The IMF emphasized that delays in post-programme external financing disbursements would further strain banks, forcing them to finance the government more, which would exacerbate the crowding out of the private sector. Additionally, geopolitical factors such as higher commodity prices, shipping disruptions, or tighter global financial conditions could negatively impact external stability.

The consistent implementation of stronger policies over the past nine months has pulled the economy back from the brink and onto a path of stability. A gradual economic recovery has taken root, accompanied by a substantial decline in inflation in recent months, although it remains above target. Leveraging increased inflows, the State Bank of Pakistan (SBP) has begun replenishing foreign exchange reserves, easing external pressures and moderating the current account deficit. The State Bank of Pakistan (SBP) saw a significant surge in its foreign exchange reserves, hitting a two-year peak and surpassing the $9 billion milestone, thanks to inflows from the International Monetary Fund (IMF).

According to the latest data released by the central bank, the foreign exchange reserves rose to $9.120 billion by the end of the week on May 3. A statement from the bank indicated that during the week, SBP reserves soared by $1.114 billion to reach $9.120 billion, primarily attributed to the receipt of $1.1 billion from the IMF, marking the final tranche under the Stand-By Arrangement (SBA).

The country’s total foreign exchange reserves, including $5.338 billion held by commercial banks, amounted to $14.458 billion. Notably, the SBP’s reserves stood at $9 billion in mid-July 2022 but had been on a downward trajectory since then, hitting a critical low by the end of FY23 when the State Bank’s reserves plummeted to $4.4 billion in June 2023.

Fiscal performance has also improved, with the government achieving a significant primary surplus in the first half of the current fiscal year. This overall satisfactory performance indicates that unwavering and consistent policy implementation can yield positive results, rebuild confidence, and support economic recovery.

However, despite the SBA broadly achieving its immediate objectives, significant challenges persist, necessitating sustained efforts to address them effectively. Pakistan’s fiscal and external vulnerabilities remain very high, including risks related to debt sustainability, refinancing, and the crowding out of the private sector. Moreover, structural weaknesses continue to hamper productivity, investments, and growth. Recognizing that resolving these structural challenges will require ongoing adjustment and creditor support beyond the programme period, it is crucial that the momentum initiated under this SBA persists.

In this context, the interest shown by Pakistani authorities in a successor arrangement is welcomed, as it can help anchor policy adjustments in the coming years, restore Pakistan’s medium-term sustainability, and pave the way for robust and inclusive growth.

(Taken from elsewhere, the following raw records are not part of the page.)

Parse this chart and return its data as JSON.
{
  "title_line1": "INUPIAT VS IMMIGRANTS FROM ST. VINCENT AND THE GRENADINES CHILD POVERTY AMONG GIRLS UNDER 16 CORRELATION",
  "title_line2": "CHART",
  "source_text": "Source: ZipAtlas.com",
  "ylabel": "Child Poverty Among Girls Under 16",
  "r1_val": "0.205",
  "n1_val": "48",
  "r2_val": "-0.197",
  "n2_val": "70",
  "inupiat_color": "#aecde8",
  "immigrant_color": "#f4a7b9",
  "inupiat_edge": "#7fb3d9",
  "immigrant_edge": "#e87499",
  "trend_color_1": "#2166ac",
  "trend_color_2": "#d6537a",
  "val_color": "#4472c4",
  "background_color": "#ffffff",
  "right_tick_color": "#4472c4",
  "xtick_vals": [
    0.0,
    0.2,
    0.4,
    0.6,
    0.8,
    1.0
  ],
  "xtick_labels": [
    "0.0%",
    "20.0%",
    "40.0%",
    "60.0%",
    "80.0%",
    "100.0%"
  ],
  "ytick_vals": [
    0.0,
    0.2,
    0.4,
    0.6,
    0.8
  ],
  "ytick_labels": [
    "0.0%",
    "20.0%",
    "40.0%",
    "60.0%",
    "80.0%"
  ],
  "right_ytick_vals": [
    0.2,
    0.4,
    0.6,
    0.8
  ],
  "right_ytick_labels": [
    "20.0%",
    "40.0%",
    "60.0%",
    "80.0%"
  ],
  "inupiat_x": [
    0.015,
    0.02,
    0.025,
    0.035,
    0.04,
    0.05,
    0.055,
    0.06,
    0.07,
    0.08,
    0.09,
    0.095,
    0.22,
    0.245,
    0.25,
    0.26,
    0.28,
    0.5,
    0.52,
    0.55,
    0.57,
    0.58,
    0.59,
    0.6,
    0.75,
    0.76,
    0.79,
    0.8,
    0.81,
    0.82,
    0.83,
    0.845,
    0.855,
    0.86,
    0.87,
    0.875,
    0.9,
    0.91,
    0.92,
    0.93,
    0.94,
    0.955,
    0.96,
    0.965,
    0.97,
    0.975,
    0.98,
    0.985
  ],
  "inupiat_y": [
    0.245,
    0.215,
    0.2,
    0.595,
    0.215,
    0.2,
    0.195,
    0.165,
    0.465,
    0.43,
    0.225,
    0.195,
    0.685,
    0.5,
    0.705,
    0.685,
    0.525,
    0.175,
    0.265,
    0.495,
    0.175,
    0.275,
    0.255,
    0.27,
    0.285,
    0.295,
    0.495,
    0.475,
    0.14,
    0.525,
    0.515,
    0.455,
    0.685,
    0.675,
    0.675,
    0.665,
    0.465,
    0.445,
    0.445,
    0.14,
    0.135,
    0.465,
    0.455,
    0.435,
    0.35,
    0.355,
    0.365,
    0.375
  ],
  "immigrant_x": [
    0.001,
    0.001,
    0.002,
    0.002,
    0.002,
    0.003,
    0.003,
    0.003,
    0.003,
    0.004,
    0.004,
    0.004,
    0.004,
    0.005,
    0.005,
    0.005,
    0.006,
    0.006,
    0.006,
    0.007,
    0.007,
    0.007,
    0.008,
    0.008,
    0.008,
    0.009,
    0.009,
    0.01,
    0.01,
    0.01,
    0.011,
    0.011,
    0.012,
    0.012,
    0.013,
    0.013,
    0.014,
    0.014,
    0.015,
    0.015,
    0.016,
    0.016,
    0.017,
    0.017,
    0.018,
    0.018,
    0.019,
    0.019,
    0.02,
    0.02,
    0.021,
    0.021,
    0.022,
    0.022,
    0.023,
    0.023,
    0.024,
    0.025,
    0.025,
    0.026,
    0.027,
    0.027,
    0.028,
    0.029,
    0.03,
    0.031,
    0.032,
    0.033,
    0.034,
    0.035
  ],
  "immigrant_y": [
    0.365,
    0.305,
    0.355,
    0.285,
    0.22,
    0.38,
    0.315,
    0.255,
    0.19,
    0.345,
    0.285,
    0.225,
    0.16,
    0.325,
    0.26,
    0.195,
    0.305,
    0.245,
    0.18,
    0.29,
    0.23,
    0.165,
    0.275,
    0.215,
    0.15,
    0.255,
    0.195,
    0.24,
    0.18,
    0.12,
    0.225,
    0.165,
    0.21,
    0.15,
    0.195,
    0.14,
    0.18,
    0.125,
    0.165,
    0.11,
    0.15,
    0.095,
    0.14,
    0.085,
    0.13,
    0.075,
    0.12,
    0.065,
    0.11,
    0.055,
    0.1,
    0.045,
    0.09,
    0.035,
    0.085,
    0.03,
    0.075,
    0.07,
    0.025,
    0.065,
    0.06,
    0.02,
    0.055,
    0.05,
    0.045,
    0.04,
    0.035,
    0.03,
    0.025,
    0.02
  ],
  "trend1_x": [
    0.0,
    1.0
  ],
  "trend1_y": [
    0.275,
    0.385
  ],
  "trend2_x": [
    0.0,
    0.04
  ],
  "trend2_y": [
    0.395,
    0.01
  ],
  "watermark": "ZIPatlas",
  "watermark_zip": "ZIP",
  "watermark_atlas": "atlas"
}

In conclusion, Pakistan stands at a pivotal juncture, with the IMF emphasizing the need for continued policy adjustments and international support to address looming fiscal and external vulnerabilities. The prospect of a successor arrangement holds promise in anchoring future policy reforms and fostering inclusive growth. With concerted efforts, Pakistan can manage its economic challenges and embark on a trajectory of stability and prosperity.